Manley notes that until Chapman’s July 12 email, “I had not received even one response from over 12 letters of investigation that were sent out on some rather serious issues occurring within the VFH industry.” And he beefs, “She failed to respond to any of the bullet points contained.”

And, he openly challenges Toronto Legal’s interpretation of the changes in the definition of a taxi business under the federal Excise Tax Act, which he believes, “make it mandatory for the City to treat all of these categories equally.”

“With all due respect to Toronto Legal Services, my investigations into this point showed the exact opposite, as, no law can be a law unto itself, and consideration must be given to any other law in place that deals with the same subject matter,” he writes. “In my opinion, especially since a federal statute supercedes any municipal bylaw if there is a conflict, this proves the City is guilty of violating its licensing rights as granted under the City of Toronto Act, 2006.”

“Not surprisingly, neither she nor Toronto Legal Services made any comment on my point that the actions of the City are in violation of the federal Charter of Rights and Freedoms.”

He reiterates that by threatening to administratively cancel his license, under the authority of Chapter 546, “this amounts to being denied due process.”

“The MLS, and every other City or provincial bureaucrat is refusing: to amend the governing bylaws to attain an acceptable level of fairness, when it comes to licensing and licensing fees; to charge me with a bylaw offence, and grant me the opportunity to bring forward my complaints in a court of law; or to arrange a face-to-face meeting to further explain my position, and for the MLS and/or the City to give me their explanation on my licensing inquiries.”

After receiving Chapman’s response, Manley reached out to lawyer Michael Binetti, who is representing Toronto and Mississauga taxi owners in legal actions against their respective cities.
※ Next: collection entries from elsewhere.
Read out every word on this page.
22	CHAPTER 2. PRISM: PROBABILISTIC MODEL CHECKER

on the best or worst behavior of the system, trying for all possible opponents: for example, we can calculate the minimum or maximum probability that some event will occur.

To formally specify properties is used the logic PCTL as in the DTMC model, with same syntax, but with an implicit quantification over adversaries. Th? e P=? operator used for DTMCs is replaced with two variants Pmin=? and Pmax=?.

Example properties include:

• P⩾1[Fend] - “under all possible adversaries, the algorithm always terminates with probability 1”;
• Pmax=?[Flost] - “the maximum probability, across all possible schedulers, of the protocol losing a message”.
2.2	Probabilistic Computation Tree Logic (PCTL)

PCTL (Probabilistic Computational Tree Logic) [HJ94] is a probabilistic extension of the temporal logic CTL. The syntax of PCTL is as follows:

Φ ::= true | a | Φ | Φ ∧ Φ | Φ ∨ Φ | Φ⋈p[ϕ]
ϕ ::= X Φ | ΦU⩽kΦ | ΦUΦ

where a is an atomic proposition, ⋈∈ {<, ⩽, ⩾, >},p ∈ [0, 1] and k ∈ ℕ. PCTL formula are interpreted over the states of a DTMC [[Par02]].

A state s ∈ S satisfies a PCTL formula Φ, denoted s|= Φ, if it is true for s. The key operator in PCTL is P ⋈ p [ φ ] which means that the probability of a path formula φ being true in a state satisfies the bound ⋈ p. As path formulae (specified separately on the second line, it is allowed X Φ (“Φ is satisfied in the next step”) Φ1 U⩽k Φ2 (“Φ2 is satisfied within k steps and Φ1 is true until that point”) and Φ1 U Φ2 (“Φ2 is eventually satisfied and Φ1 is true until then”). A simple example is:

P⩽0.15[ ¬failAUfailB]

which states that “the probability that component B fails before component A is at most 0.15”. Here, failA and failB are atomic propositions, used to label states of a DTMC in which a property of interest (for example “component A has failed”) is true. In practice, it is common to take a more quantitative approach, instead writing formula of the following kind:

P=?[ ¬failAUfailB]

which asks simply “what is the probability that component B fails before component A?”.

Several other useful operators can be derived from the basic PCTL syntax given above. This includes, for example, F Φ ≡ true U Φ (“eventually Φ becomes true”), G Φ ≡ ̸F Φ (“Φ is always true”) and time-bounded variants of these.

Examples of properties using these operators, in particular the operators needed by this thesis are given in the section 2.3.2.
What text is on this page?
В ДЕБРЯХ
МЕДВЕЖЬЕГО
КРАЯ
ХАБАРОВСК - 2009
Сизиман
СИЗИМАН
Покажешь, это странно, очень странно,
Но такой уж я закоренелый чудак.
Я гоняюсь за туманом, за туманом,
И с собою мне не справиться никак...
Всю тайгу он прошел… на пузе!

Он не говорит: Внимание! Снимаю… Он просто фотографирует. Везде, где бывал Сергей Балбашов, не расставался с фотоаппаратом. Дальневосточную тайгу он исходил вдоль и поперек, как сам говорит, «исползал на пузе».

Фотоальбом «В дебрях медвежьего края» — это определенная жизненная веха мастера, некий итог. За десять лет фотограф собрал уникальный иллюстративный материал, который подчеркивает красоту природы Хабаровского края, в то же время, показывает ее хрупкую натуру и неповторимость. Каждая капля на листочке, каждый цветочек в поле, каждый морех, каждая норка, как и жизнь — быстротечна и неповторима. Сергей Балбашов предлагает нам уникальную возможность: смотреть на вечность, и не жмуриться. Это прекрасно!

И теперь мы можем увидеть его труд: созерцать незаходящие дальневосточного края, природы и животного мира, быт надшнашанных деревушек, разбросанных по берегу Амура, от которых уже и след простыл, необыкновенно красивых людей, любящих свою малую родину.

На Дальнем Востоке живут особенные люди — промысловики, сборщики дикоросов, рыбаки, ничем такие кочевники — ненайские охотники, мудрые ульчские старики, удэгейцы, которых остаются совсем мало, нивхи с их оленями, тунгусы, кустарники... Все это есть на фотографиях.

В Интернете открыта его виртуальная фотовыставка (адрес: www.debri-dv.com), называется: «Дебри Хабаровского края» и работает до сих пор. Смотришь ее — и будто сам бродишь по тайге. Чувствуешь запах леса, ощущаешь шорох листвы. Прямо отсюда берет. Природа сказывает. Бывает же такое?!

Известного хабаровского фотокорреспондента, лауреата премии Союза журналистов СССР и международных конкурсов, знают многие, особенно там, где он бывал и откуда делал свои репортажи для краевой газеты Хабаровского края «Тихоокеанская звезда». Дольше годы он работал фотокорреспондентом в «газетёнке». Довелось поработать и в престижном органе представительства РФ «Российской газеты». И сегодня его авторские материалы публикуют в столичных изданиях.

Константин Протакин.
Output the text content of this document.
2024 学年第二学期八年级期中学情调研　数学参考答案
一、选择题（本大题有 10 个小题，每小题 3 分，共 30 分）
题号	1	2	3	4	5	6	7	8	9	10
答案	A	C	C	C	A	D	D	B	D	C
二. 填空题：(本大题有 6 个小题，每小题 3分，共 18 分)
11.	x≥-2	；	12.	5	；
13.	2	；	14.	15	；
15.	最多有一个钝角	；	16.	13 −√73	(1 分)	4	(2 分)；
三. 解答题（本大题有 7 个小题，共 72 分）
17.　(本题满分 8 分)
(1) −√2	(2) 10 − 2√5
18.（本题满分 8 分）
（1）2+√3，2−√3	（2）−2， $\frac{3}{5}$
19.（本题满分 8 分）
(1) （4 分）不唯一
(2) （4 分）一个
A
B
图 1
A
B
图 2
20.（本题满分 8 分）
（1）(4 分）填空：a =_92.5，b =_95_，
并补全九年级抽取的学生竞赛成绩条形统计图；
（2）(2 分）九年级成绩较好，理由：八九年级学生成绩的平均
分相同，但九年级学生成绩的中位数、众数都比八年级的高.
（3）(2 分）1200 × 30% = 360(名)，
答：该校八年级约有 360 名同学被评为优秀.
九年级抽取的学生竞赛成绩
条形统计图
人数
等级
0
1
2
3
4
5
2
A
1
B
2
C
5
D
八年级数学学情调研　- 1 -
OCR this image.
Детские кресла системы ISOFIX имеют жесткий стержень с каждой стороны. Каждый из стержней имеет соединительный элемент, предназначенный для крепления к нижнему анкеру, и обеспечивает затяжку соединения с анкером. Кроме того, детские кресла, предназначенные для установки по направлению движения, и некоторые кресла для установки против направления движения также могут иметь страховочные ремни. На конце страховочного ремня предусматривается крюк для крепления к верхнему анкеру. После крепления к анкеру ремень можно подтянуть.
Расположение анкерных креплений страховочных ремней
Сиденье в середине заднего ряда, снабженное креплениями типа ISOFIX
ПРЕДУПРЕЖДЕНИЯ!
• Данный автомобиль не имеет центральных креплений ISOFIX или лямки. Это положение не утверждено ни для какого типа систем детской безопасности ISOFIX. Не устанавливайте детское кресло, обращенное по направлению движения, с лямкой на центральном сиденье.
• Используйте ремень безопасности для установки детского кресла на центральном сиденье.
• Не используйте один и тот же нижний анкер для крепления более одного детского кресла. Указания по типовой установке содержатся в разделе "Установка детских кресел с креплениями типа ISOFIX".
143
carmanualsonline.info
Binetti “kindly responded” that he did not have the time to take on the case, but offered some valuable advice.

“He pointed out that it would not be prudent to withhold my licensing fees,” Manley relates. “He advises that all litigants should be compliant with the applicable laws and then challenge them, as otherwise if one is not successful their licensing rights may be gone.”

While he and his fellow owners have been left in horrible limbo, on Binetti’s advice Manley opted to remit the required licensing fees, and pursue another legal option recommended by the solicitor.

“Since the City is in the process of legislating its taxi industry out of existence, which includes my never having the opportunity to use my license as my retirement fund as promised by the City when I entered the industry 46-plus years ago, I can ill afford to lose my way of making a living,” he comments. “I am now 75 years of age and well past the time to look for gainful employment in another industry, so I am trapped by the City to remain in the taxi industry until it eventually disappears, or I pass away, whichever comes first.”

Manley has cc’ed this final letter to All Toronto Owners and Operators Ltd. (ATOOL), the group leading the class action against the City, with the hope that this and all of the other correspondence he has sent out, will be of some assistance in their anticipated court case.

“Perhaps, it is there, that I and all other cab industry members will be successful in recouping the unfair, and in my opinion illegal licensing requirements and fees that have been assessed by the City, along with all of the other financial losses we have incurred,” he offers.

“I believe much of the content of those reports will support the case, leaving no doubt that the City and the Province were made aware of most of the issues our membership wanted addressed”, issues says Manley, that were never addressed in the recently concluded City taxi reformation meetings, or by provincial intervention.